Salt Lake City has a smaller metropolitan area compared to cities such as Portland, Seattle and Los Angeles, yet the response to Humans of Salt Lake City has a larger following than all these cities. The reason is not so easy to see. “As much as I don’t know why Humans of Salt Lake City has taken off more than other human projects, I think it has to do with the fact I get out there, almost every day,” says Angieleri. Humans of Salt Lake City does have a post ratio that can only be matched by the origin of this project, Humans of New York.
The beauty of Humans of Salt Lake City is that what it captures defies stereotypes about the city tucked away in the mountains.
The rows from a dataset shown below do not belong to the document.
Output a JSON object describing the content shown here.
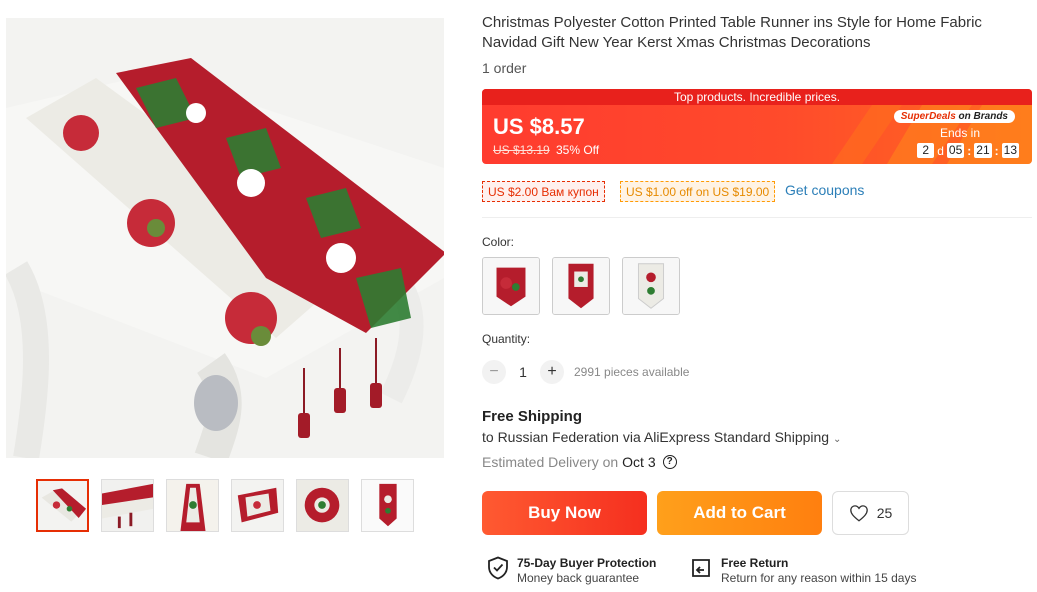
{
  "product": {
    "title": "Christmas Polyester Cotton Printed Table Runner ins Style for Home Fabric Navidad Gift New Year Kerst Xmas Christmas Decorations",
    "orders": "1 order"
  },
  "banner": {
    "headline": "Top products. Incredible prices.",
    "price": "US $8.57",
    "original_price": "US $13.19",
    "discount": "35% Off",
    "badge_prefix": "SuperDeals",
    "badge_suffix": " on Brands",
    "ends_in": "Ends in",
    "countdown": {
      "days": "2",
      "days_unit": "d",
      "hours": "05",
      "minutes": "21",
      "seconds": "13",
      "separator": ":"
    }
  },
  "coupons": {
    "coupon_1": "US $2.00 Вам купон",
    "coupon_2": "US $1.00 off on US $19.00",
    "link": "Get coupons"
  },
  "color": {
    "label": "Color:",
    "options": [
      "swatch-1",
      "swatch-2",
      "swatch-3"
    ]
  },
  "quantity": {
    "label": "Quantity:",
    "minus": "−",
    "plus": "+",
    "value": "1",
    "available": "2991 pieces available"
  },
  "shipping": {
    "title": "Free Shipping",
    "to": "to Russian Federation via AliExpress Standard Shipping",
    "caret": "⌄",
    "est_prefix": "Estimated Delivery on",
    "est_date": "Oct 3",
    "help_icon": "?"
  },
  "actions": {
    "buy_now": "Buy Now",
    "add_to_cart": "Add to Cart",
    "wishlist_count": "25"
  },
  "guarantees": {
    "protection_title": "75-Day Buyer Protection",
    "protection_sub": "Money back guarantee",
    "return_title": "Free Return",
    "return_sub": "Return for any reason within 15 days"
  },
  "colors": {
    "accent_red": "#e62e04",
    "buy_now": "#f52f1f",
    "add_to_cart": "#ff8a12",
    "link_blue": "#2c7fb8"
  },
  "icons": [
    "heart-icon",
    "shield-check-icon",
    "return-box-icon",
    "help-circle-icon",
    "chevron-down-icon"
  ]
}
This diversity that Angelieri hopes to shine light on isn’t always met in a positive light, though. “Almost invariably, when I a post gay/LDS–related story, people can be either very supportive or nasty about it. … I really like it when a post engages people on both sides of an issue.”
The curator of Humans of New York has helped refugees gain exposure, raised money for charities and even spent weeks on top the New York Times Best Sellers list. Humans of Salt Lake City has accomplished similar humanitarian goals. “Last year, I did a fundraiser that raised $2,000, and I gave those funds to the Homeless Youth Resource Center to purchase shoes, socks and boots for the youth there.” Angelieri also is sending a terminally ill woman to Disneyland through Humans of SLC. What started out as a project has become a community-outreach project. This not only shows diversity but also a willingness to help those with whom we walk the very streets of the city.
Angelieri has big plans for Humans of Salt Lake City. He plans on visiting countries such as Ukraine, Peru, the Philippines and Japan. “I am partnering with multiple organizations such as the American Cancer society [and] the Lymphoma and Leukemia Society.” The philanthropy behind this project is something that can be contagious within the community. Angelieri is also working with publishing companies to get a Humans of Salt Lake City book published.
Many people have aspirations of being a photographer. Angelieri offers some advice: “You have to believe that there’s magic out there in every form—good, bad or ugly, just waiting to be captured,” he says. “Have an eye for the unexpected. Look for moments that might, at first, seem unworthy of your camera. When you see them, whatever they are, capture them.”
Angelieri doesn’t show any signs of slowing down. Humans of Salt Lake City is continuing to grow along with the city. The forthcoming philanthropy of this movement is something from which we can all model ourselves. Angelieri is always out on the streets of Salt Lake City, and you, too, may just end up having your picture taken and your story told.